One of the many services he provided since he’d moved back to town. Not that he minded. He’d do anything for his two older sisters.

Connor’s family was tight. His father owned McClain’s Handyman Services, a business that had served the town of Evergreen Cove since before his oldest sister Dixie was born. A few years after, they had Kendra, and five years later, Connor was born the baby of the family.

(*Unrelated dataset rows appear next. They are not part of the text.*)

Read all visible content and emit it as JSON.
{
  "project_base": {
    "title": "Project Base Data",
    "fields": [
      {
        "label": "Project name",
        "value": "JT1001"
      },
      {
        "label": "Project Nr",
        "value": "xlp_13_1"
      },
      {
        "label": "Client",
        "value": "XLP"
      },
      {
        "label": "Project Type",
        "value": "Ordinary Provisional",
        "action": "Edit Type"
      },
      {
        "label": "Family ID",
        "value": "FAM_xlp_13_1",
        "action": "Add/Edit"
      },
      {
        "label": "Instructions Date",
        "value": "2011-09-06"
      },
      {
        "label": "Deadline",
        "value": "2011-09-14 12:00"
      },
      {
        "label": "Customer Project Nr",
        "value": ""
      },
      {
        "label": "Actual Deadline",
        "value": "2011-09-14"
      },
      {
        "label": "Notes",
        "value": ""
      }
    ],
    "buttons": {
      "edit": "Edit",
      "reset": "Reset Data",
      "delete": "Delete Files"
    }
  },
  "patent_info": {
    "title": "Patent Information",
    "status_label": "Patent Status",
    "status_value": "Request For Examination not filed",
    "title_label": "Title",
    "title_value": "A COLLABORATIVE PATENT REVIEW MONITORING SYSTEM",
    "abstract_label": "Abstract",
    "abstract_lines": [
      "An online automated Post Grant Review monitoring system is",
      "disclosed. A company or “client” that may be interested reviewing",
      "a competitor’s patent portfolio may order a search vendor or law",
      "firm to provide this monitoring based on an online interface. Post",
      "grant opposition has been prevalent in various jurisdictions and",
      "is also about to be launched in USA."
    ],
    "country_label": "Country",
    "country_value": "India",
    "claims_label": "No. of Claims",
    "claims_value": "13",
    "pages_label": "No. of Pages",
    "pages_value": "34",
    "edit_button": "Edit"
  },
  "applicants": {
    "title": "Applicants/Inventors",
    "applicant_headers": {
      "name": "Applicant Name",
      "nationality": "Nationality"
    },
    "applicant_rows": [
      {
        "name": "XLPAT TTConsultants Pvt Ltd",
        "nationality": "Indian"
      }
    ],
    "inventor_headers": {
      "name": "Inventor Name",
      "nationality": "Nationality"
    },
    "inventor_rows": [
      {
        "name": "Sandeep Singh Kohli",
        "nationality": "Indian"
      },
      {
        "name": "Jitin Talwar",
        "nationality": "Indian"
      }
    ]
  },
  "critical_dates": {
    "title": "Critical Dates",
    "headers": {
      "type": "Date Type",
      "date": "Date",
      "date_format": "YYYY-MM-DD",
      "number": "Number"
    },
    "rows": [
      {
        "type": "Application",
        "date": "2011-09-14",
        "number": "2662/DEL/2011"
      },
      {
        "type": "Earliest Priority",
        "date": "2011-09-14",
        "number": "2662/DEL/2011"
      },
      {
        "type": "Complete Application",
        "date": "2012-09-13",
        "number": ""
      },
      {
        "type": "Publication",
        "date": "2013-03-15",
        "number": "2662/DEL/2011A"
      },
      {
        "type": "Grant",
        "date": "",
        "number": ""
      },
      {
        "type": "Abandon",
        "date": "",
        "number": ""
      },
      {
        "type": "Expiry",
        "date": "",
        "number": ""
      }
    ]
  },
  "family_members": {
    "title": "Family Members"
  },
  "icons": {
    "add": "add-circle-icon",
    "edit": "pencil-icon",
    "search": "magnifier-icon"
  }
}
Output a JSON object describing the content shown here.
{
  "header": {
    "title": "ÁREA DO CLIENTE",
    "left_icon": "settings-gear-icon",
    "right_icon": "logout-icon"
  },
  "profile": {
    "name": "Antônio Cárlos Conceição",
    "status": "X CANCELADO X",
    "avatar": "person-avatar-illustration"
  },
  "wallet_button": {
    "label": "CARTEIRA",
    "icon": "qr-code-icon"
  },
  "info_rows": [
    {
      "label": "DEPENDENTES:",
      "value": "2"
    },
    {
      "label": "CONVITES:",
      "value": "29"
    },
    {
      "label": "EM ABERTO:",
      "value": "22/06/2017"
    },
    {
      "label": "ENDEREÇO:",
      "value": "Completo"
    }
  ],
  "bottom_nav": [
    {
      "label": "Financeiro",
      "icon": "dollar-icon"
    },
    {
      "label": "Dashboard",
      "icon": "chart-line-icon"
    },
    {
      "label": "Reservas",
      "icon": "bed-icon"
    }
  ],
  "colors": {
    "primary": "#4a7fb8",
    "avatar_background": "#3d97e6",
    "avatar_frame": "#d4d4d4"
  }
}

Roger McClain had been overjoyed. A boy to take over the business. When Connor grew up and showed zero interest in fixing anything, save for himself in front of a science project, Roger began applying pressure. The pressure kept coming, driving Connor right out of the house at age eighteen, where he’d met Donny and the two of them had shared an apartment and made some spectacularly bad decisions.

Last year, after moving back to New York, Donovan had returned, deciding to stay in the Cove after all. They all had Sofie to thank for that. Connor smiled up at the mansion looming in the light, her clean windows shiny, gleaming. He was glad. Donny belonged in this town, and belonged with Sofie.

Connor dug out a pair of shears from his tool belt before dropping it into the grass and starting on the scraggly lavender bush at the side of the house. No matter what he did to save it, the thing tried to die. Part of him wanted to dig it up, toss it in the fire pit, but another, more stubborn part of him thought it might be saved.